Grâce à une démonstration se déroulant sur un scénario joué sur le centre d’entrainement aux actions en zone urbaine (Cenzub) à Sissonne, les invités ont pu comprendre, très concrètement, les qualités de l’armée de terre, mais aussi les faiblesses que viendront combler Scorpion : du manque de protection (servants à l’extérieur des véhicules…) aux lacunes dans les moyens de communication et de commandement (pas de temps réel, situation amis-ennemis incomplète…), en passant par des capacités encore inexistantes (tir au delà de la vue direct, mortier embarqué à bord d’un blindé et non remorqué…).

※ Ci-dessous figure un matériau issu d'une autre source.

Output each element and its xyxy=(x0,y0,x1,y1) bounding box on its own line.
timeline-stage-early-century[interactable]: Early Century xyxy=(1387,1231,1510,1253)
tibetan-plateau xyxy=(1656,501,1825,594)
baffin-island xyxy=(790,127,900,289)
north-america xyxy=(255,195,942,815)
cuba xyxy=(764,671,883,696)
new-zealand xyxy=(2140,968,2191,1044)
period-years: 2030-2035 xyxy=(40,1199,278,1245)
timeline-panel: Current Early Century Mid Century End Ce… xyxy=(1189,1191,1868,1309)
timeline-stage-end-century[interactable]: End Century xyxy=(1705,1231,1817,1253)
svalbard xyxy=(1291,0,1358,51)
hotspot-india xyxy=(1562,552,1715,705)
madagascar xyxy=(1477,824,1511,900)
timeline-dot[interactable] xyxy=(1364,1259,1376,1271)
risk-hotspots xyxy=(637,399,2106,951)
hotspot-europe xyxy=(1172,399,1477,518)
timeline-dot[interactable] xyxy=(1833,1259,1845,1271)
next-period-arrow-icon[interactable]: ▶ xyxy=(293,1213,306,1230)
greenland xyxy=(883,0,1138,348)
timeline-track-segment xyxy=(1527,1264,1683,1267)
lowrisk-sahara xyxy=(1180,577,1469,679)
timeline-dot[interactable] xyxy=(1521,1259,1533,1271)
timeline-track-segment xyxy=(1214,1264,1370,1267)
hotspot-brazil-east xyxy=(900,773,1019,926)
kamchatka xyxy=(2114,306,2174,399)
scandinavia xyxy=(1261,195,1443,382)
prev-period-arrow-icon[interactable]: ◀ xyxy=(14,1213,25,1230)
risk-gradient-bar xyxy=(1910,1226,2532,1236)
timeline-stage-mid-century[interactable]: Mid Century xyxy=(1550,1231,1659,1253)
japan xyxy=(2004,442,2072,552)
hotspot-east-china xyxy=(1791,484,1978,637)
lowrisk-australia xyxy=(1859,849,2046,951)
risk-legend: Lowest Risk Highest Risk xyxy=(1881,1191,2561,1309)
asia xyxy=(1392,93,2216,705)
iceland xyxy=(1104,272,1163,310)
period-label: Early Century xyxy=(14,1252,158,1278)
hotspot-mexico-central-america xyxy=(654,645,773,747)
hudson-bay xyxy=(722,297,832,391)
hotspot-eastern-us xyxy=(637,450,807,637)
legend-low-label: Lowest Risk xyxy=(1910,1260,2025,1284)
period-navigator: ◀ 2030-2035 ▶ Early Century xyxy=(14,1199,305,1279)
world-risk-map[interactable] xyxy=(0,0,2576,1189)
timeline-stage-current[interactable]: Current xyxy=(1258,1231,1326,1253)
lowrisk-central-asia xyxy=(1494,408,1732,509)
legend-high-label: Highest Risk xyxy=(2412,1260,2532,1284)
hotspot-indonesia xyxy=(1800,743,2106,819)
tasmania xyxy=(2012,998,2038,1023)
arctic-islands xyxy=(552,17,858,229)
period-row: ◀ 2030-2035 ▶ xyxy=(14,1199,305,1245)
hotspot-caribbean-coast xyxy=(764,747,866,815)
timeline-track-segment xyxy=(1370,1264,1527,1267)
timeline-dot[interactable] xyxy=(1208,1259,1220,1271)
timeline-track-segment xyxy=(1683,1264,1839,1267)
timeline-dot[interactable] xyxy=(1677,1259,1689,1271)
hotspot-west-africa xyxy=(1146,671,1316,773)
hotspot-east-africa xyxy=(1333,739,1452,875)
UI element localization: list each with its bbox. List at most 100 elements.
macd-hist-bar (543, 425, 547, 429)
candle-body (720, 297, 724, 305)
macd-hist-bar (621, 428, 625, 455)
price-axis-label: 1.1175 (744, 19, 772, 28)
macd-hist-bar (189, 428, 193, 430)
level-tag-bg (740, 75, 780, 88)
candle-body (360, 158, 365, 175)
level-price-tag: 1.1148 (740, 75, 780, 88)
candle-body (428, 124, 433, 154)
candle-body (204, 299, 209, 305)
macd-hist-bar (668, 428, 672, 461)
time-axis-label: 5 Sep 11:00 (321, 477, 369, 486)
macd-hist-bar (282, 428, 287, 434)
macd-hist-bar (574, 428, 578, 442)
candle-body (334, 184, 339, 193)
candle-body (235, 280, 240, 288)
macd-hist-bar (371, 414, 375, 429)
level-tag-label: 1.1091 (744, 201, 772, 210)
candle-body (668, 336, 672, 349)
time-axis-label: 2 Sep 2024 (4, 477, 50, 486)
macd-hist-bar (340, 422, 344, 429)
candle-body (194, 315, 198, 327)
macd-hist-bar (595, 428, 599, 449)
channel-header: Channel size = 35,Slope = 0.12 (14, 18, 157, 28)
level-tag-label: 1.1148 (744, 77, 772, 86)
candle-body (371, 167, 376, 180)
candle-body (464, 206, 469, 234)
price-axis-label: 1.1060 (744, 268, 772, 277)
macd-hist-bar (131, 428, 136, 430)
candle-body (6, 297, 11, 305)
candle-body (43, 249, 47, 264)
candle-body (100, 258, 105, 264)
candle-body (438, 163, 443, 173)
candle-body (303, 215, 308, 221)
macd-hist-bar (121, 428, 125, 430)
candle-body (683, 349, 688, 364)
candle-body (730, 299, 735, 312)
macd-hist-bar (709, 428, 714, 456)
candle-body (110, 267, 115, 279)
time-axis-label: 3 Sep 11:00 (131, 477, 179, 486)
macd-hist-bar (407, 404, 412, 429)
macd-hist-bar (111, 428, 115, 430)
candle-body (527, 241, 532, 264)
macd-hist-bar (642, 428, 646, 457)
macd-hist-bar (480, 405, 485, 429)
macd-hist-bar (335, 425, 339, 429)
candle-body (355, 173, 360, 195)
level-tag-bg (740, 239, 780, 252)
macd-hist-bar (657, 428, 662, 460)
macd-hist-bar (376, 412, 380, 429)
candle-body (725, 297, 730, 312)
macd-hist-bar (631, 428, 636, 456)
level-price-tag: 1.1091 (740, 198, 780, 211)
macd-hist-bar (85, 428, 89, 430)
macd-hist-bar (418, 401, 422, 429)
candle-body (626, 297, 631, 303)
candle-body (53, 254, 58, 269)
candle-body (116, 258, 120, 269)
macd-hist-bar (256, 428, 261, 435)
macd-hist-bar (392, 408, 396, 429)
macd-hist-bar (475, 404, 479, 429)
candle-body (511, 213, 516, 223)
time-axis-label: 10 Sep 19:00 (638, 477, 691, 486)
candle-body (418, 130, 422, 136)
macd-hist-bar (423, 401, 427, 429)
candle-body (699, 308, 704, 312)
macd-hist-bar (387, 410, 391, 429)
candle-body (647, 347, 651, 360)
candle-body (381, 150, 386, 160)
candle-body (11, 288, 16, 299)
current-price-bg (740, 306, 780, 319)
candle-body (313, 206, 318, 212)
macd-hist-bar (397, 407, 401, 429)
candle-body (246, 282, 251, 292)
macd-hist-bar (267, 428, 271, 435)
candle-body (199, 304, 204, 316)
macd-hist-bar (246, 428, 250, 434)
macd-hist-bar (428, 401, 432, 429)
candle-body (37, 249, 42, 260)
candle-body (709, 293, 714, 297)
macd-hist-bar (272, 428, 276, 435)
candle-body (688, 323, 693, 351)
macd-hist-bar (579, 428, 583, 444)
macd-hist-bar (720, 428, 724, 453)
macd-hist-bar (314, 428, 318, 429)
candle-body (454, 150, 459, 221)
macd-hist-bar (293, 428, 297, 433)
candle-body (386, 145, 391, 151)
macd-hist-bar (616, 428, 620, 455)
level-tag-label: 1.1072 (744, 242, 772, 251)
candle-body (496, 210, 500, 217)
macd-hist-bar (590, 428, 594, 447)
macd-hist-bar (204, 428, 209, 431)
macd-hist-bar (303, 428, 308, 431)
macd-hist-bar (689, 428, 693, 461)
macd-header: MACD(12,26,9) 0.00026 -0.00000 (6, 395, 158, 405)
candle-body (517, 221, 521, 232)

L’occasion aussi de constater que le programme Scorpion est aujourd’hui une démarche qui est arrivée à maturité. Organisé autours de trois cœurs que sont le système d’information et de commandement unique (SICS), la vétronique des véhicules et la simulation embarquée, Scorpion passe par la définition de « labels » qui seront communs à tous les futurs équipements de l’armée de terre et qui permettront de diminuer le coût de possession des matériels. « Scorpion reliera tout le monde en temps reflexe, rendra la lecture du combat simple, fluide, afin d’anticiper les situations, favoriser l’initiative et accélérer la manœuvre » résumait le colonel Cadapeaud, officier de programme Scorpion. 

A noter la large participation d’industriels partenaires de l’armée de terre, de grands groupes (Thales, Nexter, Safran, RTD), mais aussi de PME innovantes, qui présentaient leurs innovations et solutions.